Not for the academy.
He had wanted something strong enough to let him vent.
Mystica’s smile remained as she watched him collapse near the edge of destruction on the screen.
’At least you got what you wanted, my little shadow darling,’ she thought quietly. ’Now you will have to deal with what comes after.’
And she was not referring to the physical damage.
At the front, Assistant Lucia Greydon sat almost completely still, her glasses reflecting the paused image of the destruction left behind in Nalim. Awe had settled over her more deeply than before.
She had been stunned when Liam eliminated the evolved Gravecoil. She had been unsettled by how quickly he adapted to Nalim’s hostile terrain. But this was something else entirely. Her mind replayed the sequence again and again, not because she wanted to, but because it was the only thing her thoughts seemed capable of doing.
A sixteen-year-old student had erased a Sync-class demon.
Not survived one.
Not escaped one.
Not stalled one long enough for extraction.
Erased it.
Lucia eventually turned her head toward the Headmaster, perhaps expecting concern, calculation, or even a rare moment of uncertainty from him. Instead, what she saw made her pause.
Headmaster Thion sat in his seat with his eyes still fixed on Liam’s screen, and though his posture remained composed, there was a faint expression in his gaze that Lucia had rarely seen from him so openly.
Shocked amusement.
No, not just amusement.
Satisfaction.
The kind of satisfaction that came from someone watching a prediction prove itself beyond even their own expectations. His eyes had sharpened, his lips held the faintest curve, and for one unsettling moment, Lucia thought he looked less like an educator and more like a man who had just uncovered a treasure he always knew was buried somewhere beneath the ground.
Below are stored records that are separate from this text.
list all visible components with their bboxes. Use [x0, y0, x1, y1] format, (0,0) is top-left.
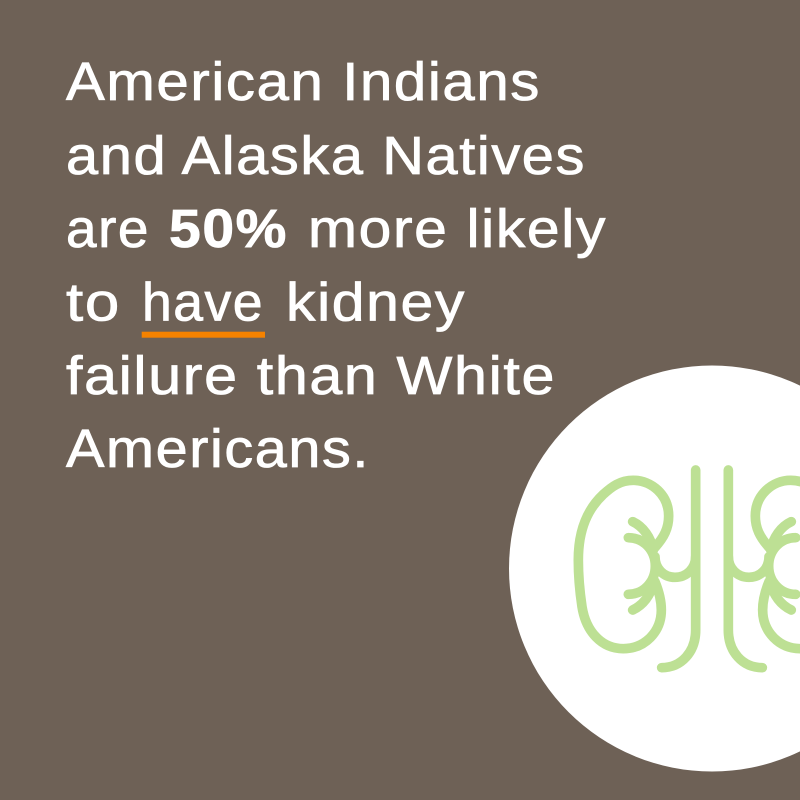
headline text: more likely — [308, 199, 607, 259]
headline text: American Indians — [66, 52, 541, 112]
headline text: and Alaska Natives — [66, 126, 586, 186]
headline text: failure than White — [66, 346, 556, 406]
icon: kidneys — [578, 470, 800, 668]
headline text: kidney — [286, 272, 466, 332]
headline text: have — [142, 272, 264, 332]
white circle — [509, 366, 800, 772]
orange underline — [142, 332, 265, 338]
headline text: to — [66, 272, 121, 332]
headline text — [66, 52, 607, 479]
headline text: 50% — [169, 199, 288, 259]
headline text: Americans. — [66, 419, 370, 479]
headline text: are — [66, 199, 150, 259]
Inside Thion’s mind, one thought rose above all others.
’I was right.’
He had been right about Liam Hunter all along.
The boy was not merely powerful. He was not merely talented. He was not simply another rare student who would graduate, join some kingdom’s elite ranks, and be remembered as exceptional.
He was something else.
Something far more dangerous.
Something far more valuable.
Thion’s fingers slowly tightened against the armrest as the replay began again from the beginning without anyone ordering it to stop. He watched Liam save Charlotte. Watched the Berserker speak. Watched Liam get struck through the forest. Watched him return. Watched the fight sharpen. Watched the final attack erase everything.
And with every second, Thion’s desire to see more grew stronger.
Outwardly, he remained calm.
Almost perfectly so.
But inwardly, the Headmaster felt like a starving man given a single taste of something he had been waiting years to find. The performance should have been enough to satisfy his curiosity, at least for the moment.
Instead, it did the opposite.
It made him crave more.
More pressure.
More danger.
More truth.
More of whatever Liam Hunter was still hiding beneath that calm, indifferent face.
Thion’s faint smile deepened by the smallest margin as his eyes remained locked on the screen.
And in the silence of the Eastern Grand Hall, surrounded by instructors still struggling to process what they had witnessed, the Headmaster realized that Liam Hunter had not reached the limits of his expectations.
He had shattered them.
And now, Thion wanted to know how much further the boy could go.